Draco hatte den Tag mehr oder weniger verschlafen. Er fühlte sich wieder gut und erholt. Da auch Madame Pomfrey nichts dagegen einzuwenden hatte, stand er auf. Vermutlich sollte er sich zunächst bei Harry sehen lassen, entschied er. Die Ereignisse des vergangenen Tages beschäftigten ihn noch immer. Warum hatte Potter ihn unbedingt bei der Exekution dabei haben wollen? Letztlich war es nichts anderes gewesen. Wollte Potter wirklich wissen, ob ihm diese Art des Tötens gefiel? Er spürte eine heftige Sehnsucht nach seiner Lady und seinem Lord. Er suchte nach Harry und fand ihn wieder auf der Schaukel sitzend.
Die Erinnerung an ihr kleines Erlebnis auf der Schaukel erregte Draco.
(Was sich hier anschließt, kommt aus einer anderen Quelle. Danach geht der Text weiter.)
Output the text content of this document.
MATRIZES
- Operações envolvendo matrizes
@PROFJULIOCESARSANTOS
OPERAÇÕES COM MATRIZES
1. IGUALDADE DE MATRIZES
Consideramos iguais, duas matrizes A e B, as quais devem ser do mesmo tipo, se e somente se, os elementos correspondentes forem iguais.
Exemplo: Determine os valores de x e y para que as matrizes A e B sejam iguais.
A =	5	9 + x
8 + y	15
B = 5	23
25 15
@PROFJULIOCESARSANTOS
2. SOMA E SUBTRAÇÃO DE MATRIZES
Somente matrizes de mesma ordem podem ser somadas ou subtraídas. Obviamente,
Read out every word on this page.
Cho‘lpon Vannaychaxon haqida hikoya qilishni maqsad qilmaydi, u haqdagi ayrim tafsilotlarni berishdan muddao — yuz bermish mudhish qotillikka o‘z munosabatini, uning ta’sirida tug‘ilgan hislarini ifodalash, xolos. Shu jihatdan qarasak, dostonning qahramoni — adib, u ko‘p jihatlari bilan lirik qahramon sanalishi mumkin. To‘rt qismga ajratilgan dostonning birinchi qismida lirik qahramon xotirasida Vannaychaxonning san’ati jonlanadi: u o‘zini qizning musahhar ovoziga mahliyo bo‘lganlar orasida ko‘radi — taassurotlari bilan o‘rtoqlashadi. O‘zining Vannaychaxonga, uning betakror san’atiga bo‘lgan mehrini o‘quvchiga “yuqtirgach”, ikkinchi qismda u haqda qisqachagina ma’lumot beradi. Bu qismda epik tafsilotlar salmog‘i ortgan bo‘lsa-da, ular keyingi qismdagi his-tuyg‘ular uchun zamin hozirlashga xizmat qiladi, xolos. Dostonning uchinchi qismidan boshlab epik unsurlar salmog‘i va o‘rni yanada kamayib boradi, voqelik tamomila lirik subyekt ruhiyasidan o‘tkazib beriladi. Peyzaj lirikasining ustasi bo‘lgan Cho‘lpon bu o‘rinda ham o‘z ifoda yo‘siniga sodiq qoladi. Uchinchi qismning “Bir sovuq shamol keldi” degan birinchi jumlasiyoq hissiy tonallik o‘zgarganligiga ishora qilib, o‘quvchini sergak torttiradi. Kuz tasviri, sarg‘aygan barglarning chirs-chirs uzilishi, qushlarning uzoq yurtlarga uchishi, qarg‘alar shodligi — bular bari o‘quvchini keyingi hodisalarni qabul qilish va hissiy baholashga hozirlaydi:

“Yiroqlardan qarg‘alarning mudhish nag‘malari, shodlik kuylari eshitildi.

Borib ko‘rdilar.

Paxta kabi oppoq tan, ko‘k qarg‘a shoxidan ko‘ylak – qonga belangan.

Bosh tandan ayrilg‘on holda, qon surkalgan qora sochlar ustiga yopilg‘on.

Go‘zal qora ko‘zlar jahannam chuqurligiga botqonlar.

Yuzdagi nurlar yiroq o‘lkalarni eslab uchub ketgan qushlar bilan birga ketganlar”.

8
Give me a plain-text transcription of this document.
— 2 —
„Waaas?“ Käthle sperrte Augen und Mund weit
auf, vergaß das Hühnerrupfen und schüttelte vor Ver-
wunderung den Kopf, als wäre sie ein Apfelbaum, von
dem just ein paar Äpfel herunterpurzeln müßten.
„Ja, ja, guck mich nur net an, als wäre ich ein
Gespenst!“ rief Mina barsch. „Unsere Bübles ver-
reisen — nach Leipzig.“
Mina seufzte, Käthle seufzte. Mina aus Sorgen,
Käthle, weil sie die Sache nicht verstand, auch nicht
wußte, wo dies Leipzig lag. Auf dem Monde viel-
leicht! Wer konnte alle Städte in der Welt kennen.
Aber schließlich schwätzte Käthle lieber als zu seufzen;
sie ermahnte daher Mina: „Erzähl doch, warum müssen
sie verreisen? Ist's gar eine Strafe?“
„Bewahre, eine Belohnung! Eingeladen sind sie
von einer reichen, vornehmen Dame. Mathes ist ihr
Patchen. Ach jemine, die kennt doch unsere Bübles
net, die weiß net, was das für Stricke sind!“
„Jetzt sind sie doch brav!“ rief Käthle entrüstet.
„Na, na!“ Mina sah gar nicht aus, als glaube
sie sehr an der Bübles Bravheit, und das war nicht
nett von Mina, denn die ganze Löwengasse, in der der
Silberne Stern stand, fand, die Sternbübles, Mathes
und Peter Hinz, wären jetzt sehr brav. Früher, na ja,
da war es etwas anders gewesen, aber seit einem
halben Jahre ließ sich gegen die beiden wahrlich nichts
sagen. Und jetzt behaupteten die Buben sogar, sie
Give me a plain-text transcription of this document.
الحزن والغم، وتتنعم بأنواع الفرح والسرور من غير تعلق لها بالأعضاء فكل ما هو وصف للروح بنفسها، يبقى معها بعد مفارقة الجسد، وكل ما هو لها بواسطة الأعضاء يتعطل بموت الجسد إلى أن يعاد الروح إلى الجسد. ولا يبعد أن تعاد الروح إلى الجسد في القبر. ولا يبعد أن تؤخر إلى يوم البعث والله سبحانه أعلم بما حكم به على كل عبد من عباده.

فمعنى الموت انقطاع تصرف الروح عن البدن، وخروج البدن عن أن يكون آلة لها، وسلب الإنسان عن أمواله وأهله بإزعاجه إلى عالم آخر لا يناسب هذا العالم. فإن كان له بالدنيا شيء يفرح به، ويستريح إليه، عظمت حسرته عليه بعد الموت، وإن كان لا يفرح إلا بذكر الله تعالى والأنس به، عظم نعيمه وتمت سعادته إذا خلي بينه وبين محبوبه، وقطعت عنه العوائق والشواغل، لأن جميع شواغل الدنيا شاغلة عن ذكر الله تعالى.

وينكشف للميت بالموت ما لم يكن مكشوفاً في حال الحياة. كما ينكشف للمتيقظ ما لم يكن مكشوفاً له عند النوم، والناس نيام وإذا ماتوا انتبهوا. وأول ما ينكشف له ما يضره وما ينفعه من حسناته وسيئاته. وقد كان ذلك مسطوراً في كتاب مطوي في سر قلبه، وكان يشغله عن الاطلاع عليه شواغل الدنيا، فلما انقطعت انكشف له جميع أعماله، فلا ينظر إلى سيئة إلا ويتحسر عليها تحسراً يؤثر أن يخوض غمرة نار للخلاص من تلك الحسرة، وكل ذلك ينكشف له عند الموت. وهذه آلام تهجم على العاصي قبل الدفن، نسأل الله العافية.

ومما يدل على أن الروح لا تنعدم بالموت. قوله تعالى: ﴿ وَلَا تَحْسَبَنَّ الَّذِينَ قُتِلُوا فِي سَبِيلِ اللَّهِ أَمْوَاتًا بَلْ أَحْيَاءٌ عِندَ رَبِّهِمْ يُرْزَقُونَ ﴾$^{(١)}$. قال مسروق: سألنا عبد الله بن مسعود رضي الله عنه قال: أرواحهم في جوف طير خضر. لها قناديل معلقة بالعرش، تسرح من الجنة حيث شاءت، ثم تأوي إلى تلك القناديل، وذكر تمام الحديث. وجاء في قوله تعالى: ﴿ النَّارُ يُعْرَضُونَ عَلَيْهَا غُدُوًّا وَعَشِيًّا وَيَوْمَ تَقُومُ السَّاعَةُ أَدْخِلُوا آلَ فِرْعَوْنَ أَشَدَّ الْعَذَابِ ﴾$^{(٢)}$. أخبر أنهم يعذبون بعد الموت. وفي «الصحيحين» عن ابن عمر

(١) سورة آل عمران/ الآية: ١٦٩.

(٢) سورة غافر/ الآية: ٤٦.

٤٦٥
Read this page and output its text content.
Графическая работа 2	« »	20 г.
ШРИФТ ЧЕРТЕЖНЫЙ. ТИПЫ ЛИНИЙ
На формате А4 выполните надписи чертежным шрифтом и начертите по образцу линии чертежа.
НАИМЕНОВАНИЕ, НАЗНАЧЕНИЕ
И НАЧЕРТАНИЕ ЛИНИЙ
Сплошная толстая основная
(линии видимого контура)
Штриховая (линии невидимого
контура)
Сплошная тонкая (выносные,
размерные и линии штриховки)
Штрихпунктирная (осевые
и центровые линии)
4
Hilflos und gefesselt vollkommen der Macht seines Herrn ausgeliefert zu sein, löste ein tiefes Wohlgefühl aus. Er sehnte sich nach dem Gefühl erzwungener Hingabe. Potters Dominanz spüren und Befriedigung in der Unterwerfung finden, zog ihn an wie eine Motte das tödliche Licht. „Harry, störe ich Dich?“, fragte er leise. „Komm her, Sklave.“, befahl Potter, wie wenn er Malfoys Sehnsucht gespürt hätte.